Most of the arguments I've heard seem to take the form of -- we've been doing this thing (increasing the money supply) and if we stop, everyone who has debt is suddenly going to be in a lot of pain. I get that, and I agree, it makes sense.

Maybe you or someone can help me out here -- what I don't get is why we need to keep increasing the supply of money in the first place. Forgetting the situation that we're in at this point (where we don't want to stop increasing the money supply), what bad thing would happen if we had said from the start: here's the number of dollars, that's it? If we have more people, those dollars will get more valuable, because more people will want dollars. If we have more goods, those dollars will get more valuable, because they'll be scarcer relative to the goods.

I've heard and understand the argument that people don't like having their salaries cut, and that's something that would have to happen sometimes if money kept getting more valuable. But I don't see how that's really a big issue. Companies that paid their employees too much, and ran out of profits, would simply go out of business, no? The employees would then look for jobs elsewhere, and the market would be paying a bit lower. After a certain amount of time, I expect business owners and employees would get used to the reverse of the current situation -- you get a pay cut every year, unless you're increasing your value to the company, in which case you keep the same salary (or maybe get a small raise). It feels like the whole sticky wages argument is kind of based on claiming that the average citizen is like a child that thinks that water in a taller, thinner glass is more, which, while I'm sure is true for a few folks out there, doesn't seem to me like a good enough reason to do something as drastic as deciding that we need to continuously increase the money supply. People very clearly understand that with inflation, you may get a raise and still be poorer.

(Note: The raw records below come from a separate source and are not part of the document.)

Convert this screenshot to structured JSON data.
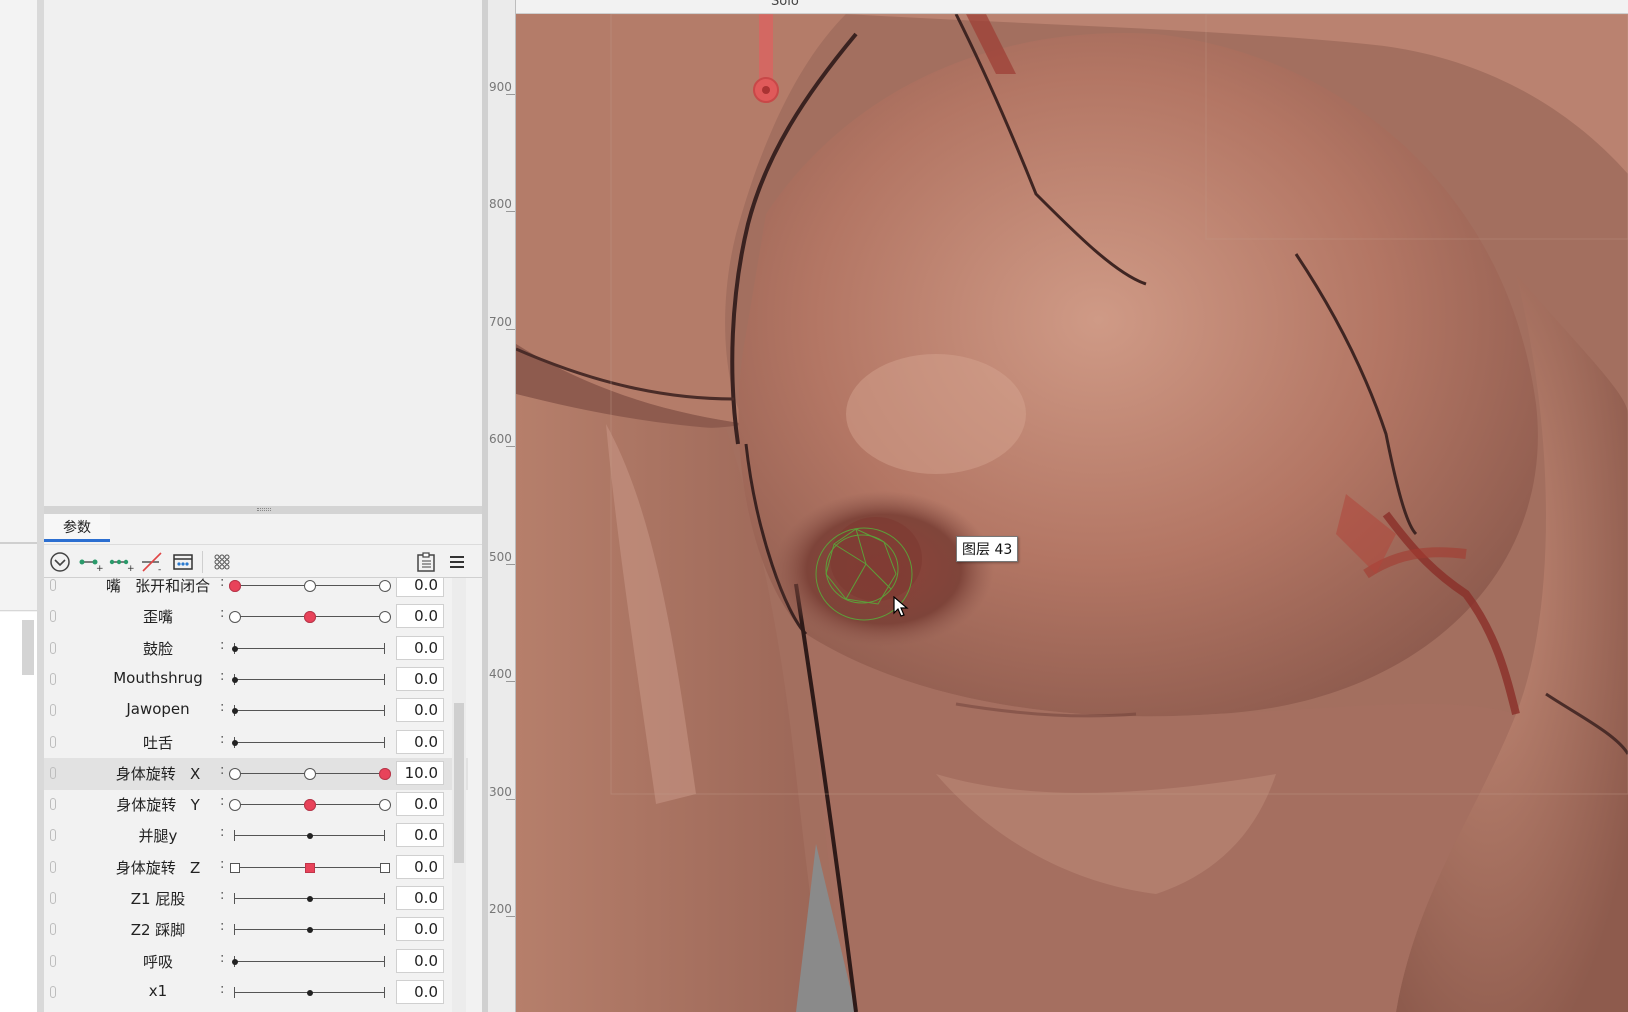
{
  "panel": {
    "tab_label": "参数",
    "toolbar_icons": [
      "collapse-icon",
      "add-key-icon",
      "add-multi-key-icon",
      "delete-key-icon",
      "keyform-icon",
      "grid-dots-icon",
      "clipboard-list-icon",
      "menu-icon"
    ]
  },
  "parameters": [
    {
      "name": "嘴   张开和闭合",
      "value": "0.0",
      "level": 0.0,
      "knob": "red-left"
    },
    {
      "name": "歪嘴",
      "value": "0.0",
      "level": 0.5,
      "knob": "red-mid"
    },
    {
      "name": "鼓脸",
      "value": "0.0",
      "level": 0.0,
      "knob": "dot"
    },
    {
      "name": "Mouthshrug",
      "value": "0.0",
      "level": 0.0,
      "knob": "dot"
    },
    {
      "name": "Jawopen",
      "value": "0.0",
      "level": 0.0,
      "knob": "dot"
    },
    {
      "name": "吐舌",
      "value": "0.0",
      "level": 0.0,
      "knob": "dot"
    },
    {
      "name": "身体旋转   X",
      "value": "10.0",
      "level": 1.0,
      "knob": "red-right",
      "selected": true
    },
    {
      "name": "身体旋转   Y",
      "value": "0.0",
      "level": 0.5,
      "knob": "red-mid"
    },
    {
      "name": "并腿y",
      "value": "0.0",
      "level": 0.5,
      "knob": "dot"
    },
    {
      "name": "身体旋转   Z",
      "value": "0.0",
      "level": 0.5,
      "knob": "square-mid"
    },
    {
      "name": "Z1 屁股",
      "value": "0.0",
      "level": 0.5,
      "knob": "dot"
    },
    {
      "name": "Z2 踩脚",
      "value": "0.0",
      "level": 0.5,
      "knob": "dot"
    },
    {
      "name": "呼吸",
      "value": "0.0",
      "level": 0.0,
      "knob": "dot"
    },
    {
      "name": "x1",
      "value": "0.0",
      "level": 0.5,
      "knob": "dot"
    }
  ],
  "ruler": {
    "labels": [
      "900",
      "800",
      "700",
      "600",
      "500",
      "400",
      "300",
      "200"
    ]
  },
  "canvas": {
    "tooltip": "图层 43",
    "top_label": "Solo",
    "colors": {
      "skin_base": "#b97a68",
      "skin_light": "#d09a84",
      "shadow": "#7a4a40",
      "line": "#3b2220",
      "accent_red": "#b0453a",
      "mesh": "#5aa83a"
    }
  }
}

If "sticky wages" were the only consideration, maybe it would make sense to increase the money supply, sure. But I think the Austrian economists have a good argument that doing so adds an external factor into economic calculation that makes planning for the future harder -- you now not only have to try to predict how the prices of goods and services and so on will change due to supply and demand, you also have to factor into your prediction any distortions due to the central bank's changing monetary policy. Keeping the money supply static turns one big variable into a constant.

1 comments

I think the usual argument for expanding the money supply is that you want to target for a small amount of inflation (I think the Fed targets 2%) to avoid deflation, since the deflationary spiral is a huge problem. Also, historically populations have been increasing, so you'd need more money just to keep the same amount per person. I'm not financier, but an (ideally) constant 2% inflation seems low enough to not be a problem for wages, but also predictable and plannable. Most investing calculations take into account inflation, and a constant 2% is a easy to include in the calculations.